Enfin, la relation entre les individus et le monde spirituel s’avère très importante, avec une connexion entre le spirituel et le monde physique. Des personnes guérisseuses ou des guides spirituels forment des intermédiaires respectés.  

Les bouleversements de la colonisation 

L’arrivée des colons européens a fondamentalement bouleversé les familles et les structures familiales des Premières Nations et a imposé une autre vision du monde. Lisa Ellington a ainsi détaillé des générations de traumatismes profonds engendrés par l’arrivée des colons. Par exemple, les cérémonies traditionnelles et les danses autochtones deviennent interdites et les déplacements des autochtones sont restreints sans permission de l’autorité coloniale. La Loi sur les Indiens a structuré d’imposantes inégalités, notamment pour les femmes autochtones. Les enfants sont victimes de négligences, d’abus physiques, sexuels et psychologiques au sein des pensionnats et sont arrachés de leurs familles par les autorités colonisatrices.  

« Les politiques colonialistes et assimilatrices qui ont eu cours pendant plusieurs décennies ont considérablement miné les droits fondamentaux des communautés et ont entrainé l’adoption des lois qui ont amoindri, et presque anéanti les capacités des communautés autochtones de décider de leur avenir, autant comme groupe culturel distinct ou comme individu », dénonce-t-elle.  

Selon elle, les conséquences de la colonisation n’appartiennent pas au passé et se reflètent encore et toujours sur les problématiques sociales et contemporaines vécues par les membres des Premières Nations. Pour en connaitre plus sur le sujet, visionnez le webinaire de Mme Wellington où elle explore les problématiques actuelles liées à la toxicomanie, en plus de proposer quelques pistes pour mieux intervenir auprès de cette clientèle.  

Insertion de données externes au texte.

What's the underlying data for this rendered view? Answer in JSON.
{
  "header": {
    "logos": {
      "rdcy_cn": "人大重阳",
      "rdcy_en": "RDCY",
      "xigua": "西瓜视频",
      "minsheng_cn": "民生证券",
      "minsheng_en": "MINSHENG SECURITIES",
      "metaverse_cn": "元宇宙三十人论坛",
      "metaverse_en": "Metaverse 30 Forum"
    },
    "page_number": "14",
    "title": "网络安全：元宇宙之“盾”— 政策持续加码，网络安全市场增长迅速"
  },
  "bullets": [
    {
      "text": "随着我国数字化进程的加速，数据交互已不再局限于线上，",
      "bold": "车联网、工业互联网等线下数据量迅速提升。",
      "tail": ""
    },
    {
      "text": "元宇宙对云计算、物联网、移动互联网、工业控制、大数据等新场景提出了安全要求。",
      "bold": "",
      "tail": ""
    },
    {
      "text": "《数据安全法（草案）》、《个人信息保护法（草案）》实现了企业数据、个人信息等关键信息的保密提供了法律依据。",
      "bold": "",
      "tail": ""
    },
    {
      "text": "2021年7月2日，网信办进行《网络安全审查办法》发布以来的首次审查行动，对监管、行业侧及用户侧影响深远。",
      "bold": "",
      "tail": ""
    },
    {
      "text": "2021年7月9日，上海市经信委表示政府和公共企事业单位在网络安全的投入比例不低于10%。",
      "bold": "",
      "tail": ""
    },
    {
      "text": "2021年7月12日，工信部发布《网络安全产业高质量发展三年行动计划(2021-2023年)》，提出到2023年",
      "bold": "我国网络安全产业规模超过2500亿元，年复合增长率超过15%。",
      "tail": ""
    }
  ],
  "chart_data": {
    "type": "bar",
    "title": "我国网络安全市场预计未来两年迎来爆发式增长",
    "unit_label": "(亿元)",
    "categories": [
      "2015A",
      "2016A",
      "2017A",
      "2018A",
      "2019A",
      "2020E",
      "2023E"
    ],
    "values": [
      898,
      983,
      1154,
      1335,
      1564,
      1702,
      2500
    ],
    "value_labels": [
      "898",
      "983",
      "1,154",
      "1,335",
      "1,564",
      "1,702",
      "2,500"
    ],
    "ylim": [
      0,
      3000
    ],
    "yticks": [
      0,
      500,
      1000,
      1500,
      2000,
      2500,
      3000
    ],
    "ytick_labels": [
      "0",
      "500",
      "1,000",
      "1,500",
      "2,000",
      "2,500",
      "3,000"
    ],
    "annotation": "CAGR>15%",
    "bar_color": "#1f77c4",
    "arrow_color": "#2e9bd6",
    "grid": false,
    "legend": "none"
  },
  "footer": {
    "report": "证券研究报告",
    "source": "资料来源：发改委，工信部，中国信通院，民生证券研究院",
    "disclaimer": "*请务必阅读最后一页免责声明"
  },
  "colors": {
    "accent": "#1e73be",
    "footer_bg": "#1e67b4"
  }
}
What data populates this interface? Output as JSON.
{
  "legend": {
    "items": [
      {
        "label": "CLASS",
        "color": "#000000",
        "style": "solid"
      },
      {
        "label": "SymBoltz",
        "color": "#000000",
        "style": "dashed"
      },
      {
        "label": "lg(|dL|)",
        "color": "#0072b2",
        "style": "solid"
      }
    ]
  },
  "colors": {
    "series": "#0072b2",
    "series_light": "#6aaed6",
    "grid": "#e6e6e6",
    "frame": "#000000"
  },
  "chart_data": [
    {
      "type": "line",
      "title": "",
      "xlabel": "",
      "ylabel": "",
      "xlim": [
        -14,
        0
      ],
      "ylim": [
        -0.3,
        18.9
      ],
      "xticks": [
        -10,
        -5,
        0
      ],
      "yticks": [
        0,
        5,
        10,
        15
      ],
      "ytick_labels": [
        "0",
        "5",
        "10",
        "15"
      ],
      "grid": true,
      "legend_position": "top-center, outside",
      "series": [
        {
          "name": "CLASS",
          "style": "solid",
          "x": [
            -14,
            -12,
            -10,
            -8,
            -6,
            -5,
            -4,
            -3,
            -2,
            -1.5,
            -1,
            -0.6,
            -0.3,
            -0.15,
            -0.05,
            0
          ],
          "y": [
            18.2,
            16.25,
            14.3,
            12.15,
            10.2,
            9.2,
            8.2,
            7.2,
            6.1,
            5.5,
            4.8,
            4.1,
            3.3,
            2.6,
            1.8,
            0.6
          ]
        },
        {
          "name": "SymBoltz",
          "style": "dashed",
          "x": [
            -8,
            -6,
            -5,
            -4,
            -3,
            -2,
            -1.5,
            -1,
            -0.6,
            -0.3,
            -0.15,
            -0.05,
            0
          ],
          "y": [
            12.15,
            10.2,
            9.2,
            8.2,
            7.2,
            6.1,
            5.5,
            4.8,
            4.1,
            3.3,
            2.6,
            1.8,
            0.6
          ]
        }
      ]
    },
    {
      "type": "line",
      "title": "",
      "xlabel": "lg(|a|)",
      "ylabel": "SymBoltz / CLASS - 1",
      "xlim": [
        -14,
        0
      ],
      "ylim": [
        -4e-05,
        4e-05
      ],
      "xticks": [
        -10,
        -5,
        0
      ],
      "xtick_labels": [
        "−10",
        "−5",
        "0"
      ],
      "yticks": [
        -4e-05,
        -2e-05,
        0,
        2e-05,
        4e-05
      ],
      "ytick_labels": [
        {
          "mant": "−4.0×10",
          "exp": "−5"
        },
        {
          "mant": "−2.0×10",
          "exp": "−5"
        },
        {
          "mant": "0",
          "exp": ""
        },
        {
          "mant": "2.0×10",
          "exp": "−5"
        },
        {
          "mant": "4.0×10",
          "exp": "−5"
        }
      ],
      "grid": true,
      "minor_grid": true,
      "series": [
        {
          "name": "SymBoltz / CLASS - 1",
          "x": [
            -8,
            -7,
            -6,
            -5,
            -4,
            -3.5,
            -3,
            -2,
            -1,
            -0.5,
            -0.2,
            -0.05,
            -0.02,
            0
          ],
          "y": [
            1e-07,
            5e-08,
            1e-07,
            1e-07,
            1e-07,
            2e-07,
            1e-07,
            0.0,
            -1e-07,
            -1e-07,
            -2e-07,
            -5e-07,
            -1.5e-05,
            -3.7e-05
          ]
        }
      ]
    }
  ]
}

Lisa Ellington est travailleuse sociale, détentrice d’une maîtrise en travail social et actuellement étudiante au doctorat, à l’Université Laval. Elle a travaillé comme conseillère des services à l’enfance et à la famille dans une organisation régionale autochtone pendant six ans, où elle avait comme rôle de soutenir les équipes d’intervenants sociaux dans toutes les communautés non conventionnées (27) au Québec. Elle est l'experte de contenu du cours Premières Nations et toxicomanie (TSTX3950) offert dans le Certificat sur les toxicomanies.